The assignment of those certificates and the delivery thereof to the company, with the said powers of attorney, vested thelegal title to the stock in the company.
A transfer on the books of the banks was not necessary for *Page 593 such purpose. (Kortright v. The Commercial Bank of Buffalo, 20 Wend., 91, and the Commercial Bank of Buffalo v.Kortright, S.C., in error, 22 id., 348; McNiel v. TenthNational Bank, decided in Court of Appeals 1871, 46 N.Y.R., 325.)
The fact that Mrs. Kellogg was a married woman did not affect the title of the company thus acquired. Her coverture did not prevent the acquisition of property by her, and a purchaser thereof was not bound to inquire or ascertain how she obtained it.
If it be conceded that she did not hold it as her separate estate, her husband, in that case, might have asserted his marital rights and claimed it as his own, but that, under the circumstances disclosed in this case, would not invalidate or impair the right of the company. His agency in making the transfer would estop him from questioning it. (See Edgerton v.Thomas, 5 Seld., 40.)

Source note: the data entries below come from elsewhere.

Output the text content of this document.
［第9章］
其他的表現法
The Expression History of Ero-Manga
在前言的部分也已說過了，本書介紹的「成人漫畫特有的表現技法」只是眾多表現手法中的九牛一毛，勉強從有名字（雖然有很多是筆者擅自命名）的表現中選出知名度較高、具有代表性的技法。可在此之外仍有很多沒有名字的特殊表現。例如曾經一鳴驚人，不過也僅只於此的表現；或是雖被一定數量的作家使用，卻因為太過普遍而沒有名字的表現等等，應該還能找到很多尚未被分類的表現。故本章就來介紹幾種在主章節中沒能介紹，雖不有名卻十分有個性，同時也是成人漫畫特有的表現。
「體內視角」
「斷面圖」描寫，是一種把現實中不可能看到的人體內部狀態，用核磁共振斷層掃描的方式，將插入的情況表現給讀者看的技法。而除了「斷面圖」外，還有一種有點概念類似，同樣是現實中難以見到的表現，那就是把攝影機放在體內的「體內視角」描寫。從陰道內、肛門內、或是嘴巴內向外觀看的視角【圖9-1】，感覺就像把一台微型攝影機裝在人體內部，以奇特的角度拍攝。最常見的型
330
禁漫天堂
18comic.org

It is, however, claimed that the defendant's title is affected by the judgment in the suit of Catharine K. Lietch and the plaintiffs in this action against John Kellogg and Paulina W. Kellogg, referred to in the complaint, on the ground that the stock in controversy was purchased during its pendency.

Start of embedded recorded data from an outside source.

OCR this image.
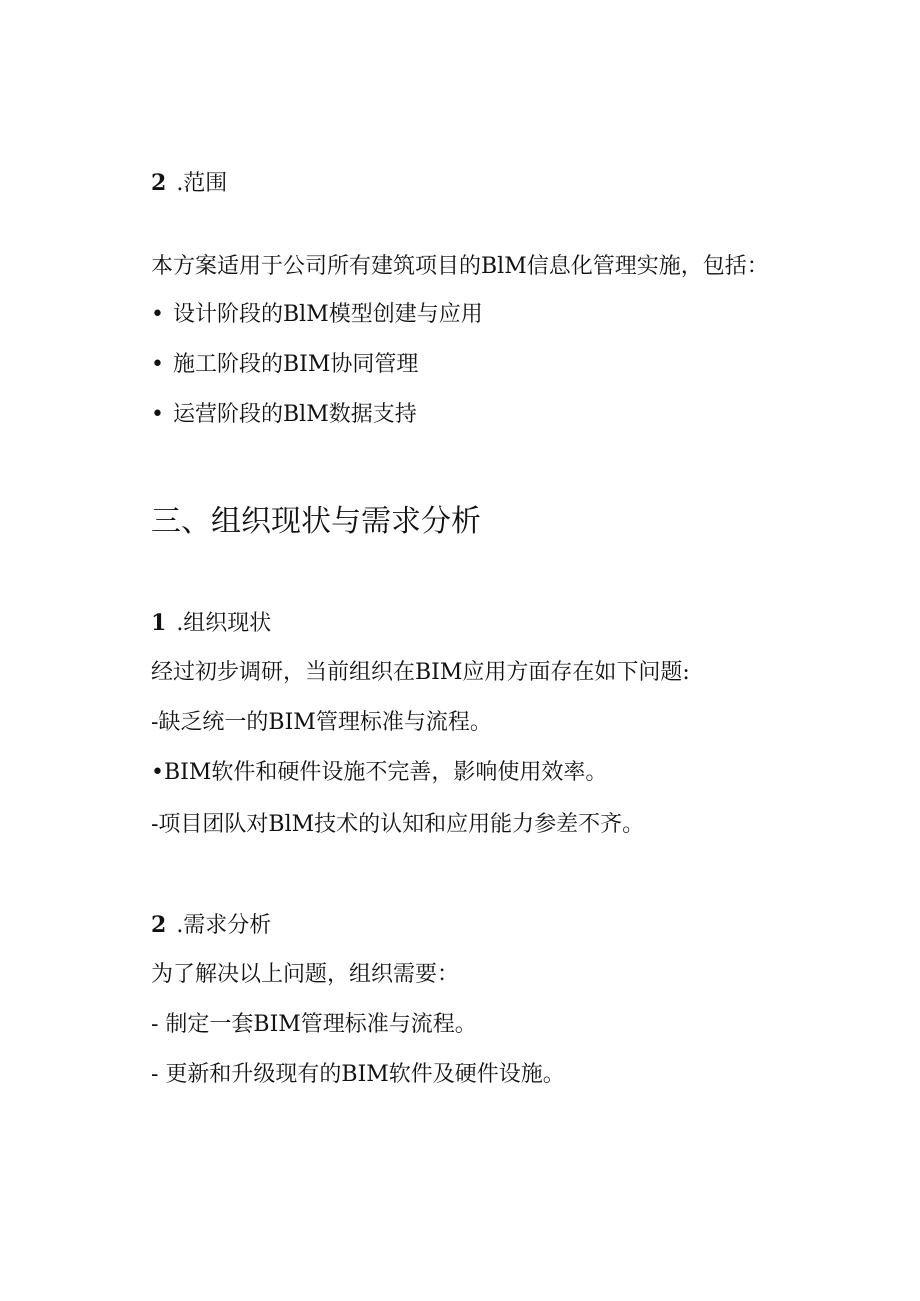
2 .范围

本方案适用于公司所有建筑项目的BlM信息化管理实施，包括：

• 设计阶段的BlM模型创建与应用

• 施工阶段的BIM协同管理

• 运营阶段的BlM数据支持

三、组织现状与需求分析

1 .组织现状

经过初步调研，当前组织在BIM应用方面存在如下问题:

-缺乏统一的BIM管理标准与流程。

•BIM软件和硬件设施不完善，影响使用效率。

-项目团队对BlM技术的认知和应用能力参差不齐。

2 .需求分析

为了解决以上问题，组织需要：

- 制定一套BIM管理标准与流程。

- 更新和升级现有的BIM软件及硬件设施。
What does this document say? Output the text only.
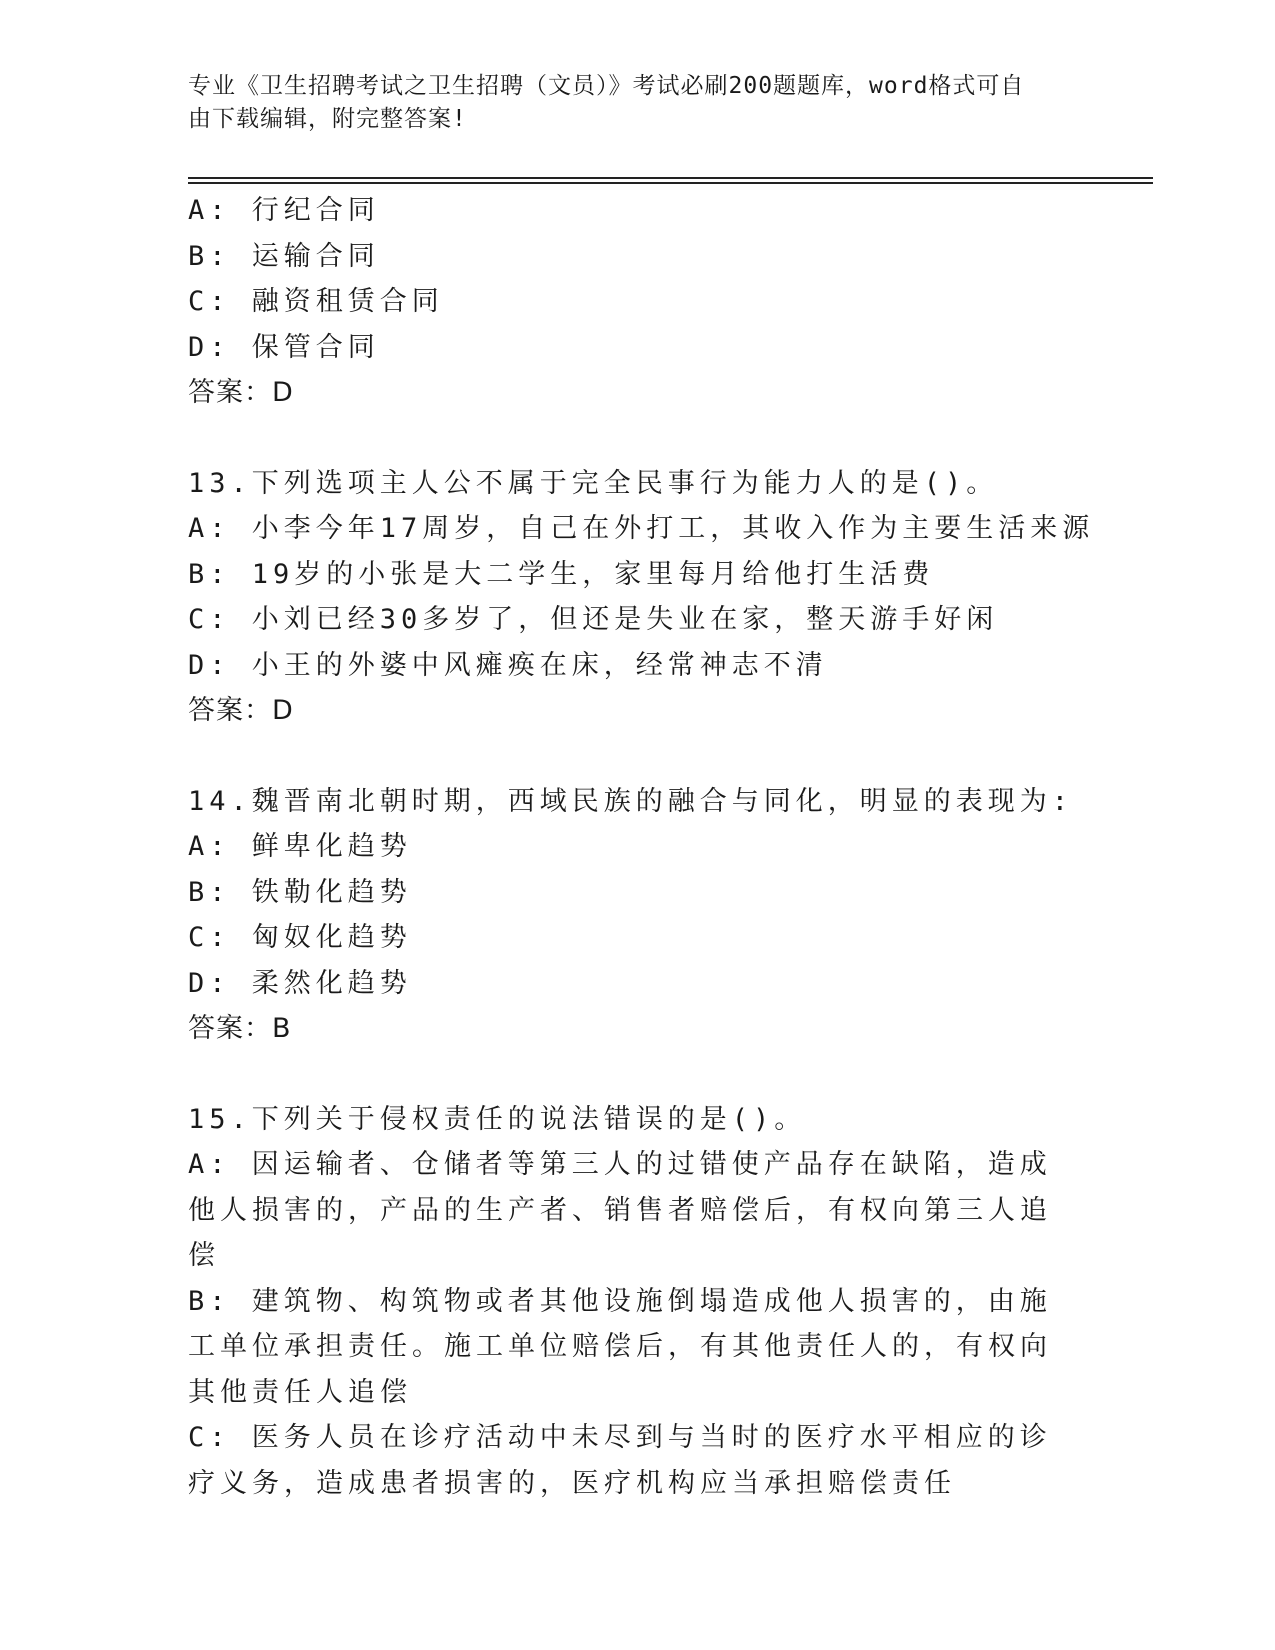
专业《卫生招聘考试之卫生招聘（文员）》考试必刷200题题库，word格式可自
由下载编辑，附完整答案!
A: 行纪合同
B: 运输合同
C: 融资租赁合同
D: 保管合同
答案：D
13.下列选项主人公不属于完全民事行为能力人的是()。
A: 小李今年17周岁，自己在外打工，其收入作为主要生活来源
B: 19岁的小张是大二学生，家里每月给他打生活费
C: 小刘已经30多岁了，但还是失业在家，整天游手好闲
D: 小王的外婆中风瘫痪在床，经常神志不清
答案：D
14.魏晋南北朝时期，西域民族的融合与同化，明显的表现为:
A: 鲜卑化趋势
B: 铁勒化趋势
C: 匈奴化趋势
D: 柔然化趋势
答案：B
15.下列关于侵权责任的说法错误的是()。
A: 因运输者、仓储者等第三人的过错使产品存在缺陷，造成他人损害的，产品的生产者、销售者赔偿后，有权向第三人追偿
B: 建筑物、构筑物或者其他设施倒塌造成他人损害的，由施工单位承担责任。施工单位赔偿后，有其他责任人的，有权向其他责任人追偿
C: 医务人员在诊疗活动中未尽到与当时的医疗水平相应的诊疗义务，造成患者损害的，医疗机构应当承担赔偿责任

That claim or position is not available.
The facts alleged in the complaint do not show nor is it found by the judge who tried this action that a lis pendens was created by that suit.

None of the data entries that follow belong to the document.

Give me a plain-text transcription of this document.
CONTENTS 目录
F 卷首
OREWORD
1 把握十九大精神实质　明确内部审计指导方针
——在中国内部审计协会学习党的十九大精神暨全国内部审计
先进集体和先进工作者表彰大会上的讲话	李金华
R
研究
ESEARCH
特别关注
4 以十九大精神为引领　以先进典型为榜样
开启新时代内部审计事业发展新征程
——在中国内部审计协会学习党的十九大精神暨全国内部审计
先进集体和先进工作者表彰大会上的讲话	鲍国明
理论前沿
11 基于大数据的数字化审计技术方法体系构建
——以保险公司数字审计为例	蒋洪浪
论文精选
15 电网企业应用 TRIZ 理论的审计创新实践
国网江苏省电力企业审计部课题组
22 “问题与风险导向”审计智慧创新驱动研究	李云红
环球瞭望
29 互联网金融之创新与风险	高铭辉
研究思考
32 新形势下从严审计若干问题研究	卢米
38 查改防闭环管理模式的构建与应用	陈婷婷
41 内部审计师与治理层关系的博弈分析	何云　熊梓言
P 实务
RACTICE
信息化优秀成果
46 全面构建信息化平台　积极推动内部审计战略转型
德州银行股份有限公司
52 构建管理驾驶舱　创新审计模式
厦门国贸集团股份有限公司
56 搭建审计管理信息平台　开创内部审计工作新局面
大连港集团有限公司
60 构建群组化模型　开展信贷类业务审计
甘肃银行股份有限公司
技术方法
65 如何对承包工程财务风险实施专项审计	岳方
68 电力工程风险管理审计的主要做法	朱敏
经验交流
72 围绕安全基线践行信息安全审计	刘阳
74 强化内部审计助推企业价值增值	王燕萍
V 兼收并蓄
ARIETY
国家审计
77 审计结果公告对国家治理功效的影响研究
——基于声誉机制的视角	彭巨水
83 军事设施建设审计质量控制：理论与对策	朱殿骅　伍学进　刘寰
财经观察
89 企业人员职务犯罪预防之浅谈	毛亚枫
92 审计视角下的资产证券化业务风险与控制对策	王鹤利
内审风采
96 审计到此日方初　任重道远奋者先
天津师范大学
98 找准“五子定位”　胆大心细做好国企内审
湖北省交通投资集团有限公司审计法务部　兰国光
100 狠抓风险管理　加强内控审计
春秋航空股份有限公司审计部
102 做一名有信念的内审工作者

The only allegation in reference to it is "that on the 29th day of November, 1861, the said Catharine K. Leitch and the plaintiffs in this suit commenced their action against the said John Kellogg and Paulina W. Kellogg, and duly impleaded them in respect of the said stocks, etc." There is no averment or any statement showing when the complaint therein was filed, and, by reference to the judgment record, it appears from the summons that it was not filed when that was served, and it is shown by the complaint itself that it was not verified till the 12th of March, 1862. The commencement of the action by the service of the summons did not create a lis *Page 594 pendens affecting third persons, not parties to the action. The filing of the complaint was necessary for that purpose. (See 1 Vernon, Ch., 318; Bouvier's Law Dict., title "Lis Pendens," 14th ed., vol. 2, 76; Murray v. Ballou, 1 Johns. Ch. R., 566, etc.; Murray v. Lylburn, 2 id., 441; Hayden v. Bucklin, 9 Paige, 512, 514; 4 Bouvier's Inst., 514, 516.)
It may also be stated, in this connection, that the complaint, after stating the claims of title by the defendant to the stock under the transfer of the scrip or certificates of stock, impeaches its validity on the sole ground that "neither the said John Kellogg nor Paulina W. Kellogg had any right or title thereto, and therefore could confer no right or title thereto to said Express company," and that the said stock was then the property of the plaintiffs; and the proceedings and judgment in that action appear to be stated as part of the plaintiffs' title, and not for the purpose of charging that the Express company was bound by the judgment. It is, however, unnecessary to pursue the inquiry. It is sufficient to say that the allegations in the complaint and the findings of the court are not sufficient to charge the company with constructive notice of the plaintiffs' rights or title, and it is expressly found that it had no actual knowledge of the pendency of the suit, or of any claim by the plaintiffs to the stock in question, or that John Kellogg was an executor and trustee under the will of Daniel Kellog, deceased.
Having arrived at this conclusion, it is unnecessary to consider whether the allegations in the complaint in that suit are sufficiently specific to charge third persons with notice of the plaintiffs' claim.
The judgment must, on the ground stated, be reversed and a new trial ordered, costs to abide the event.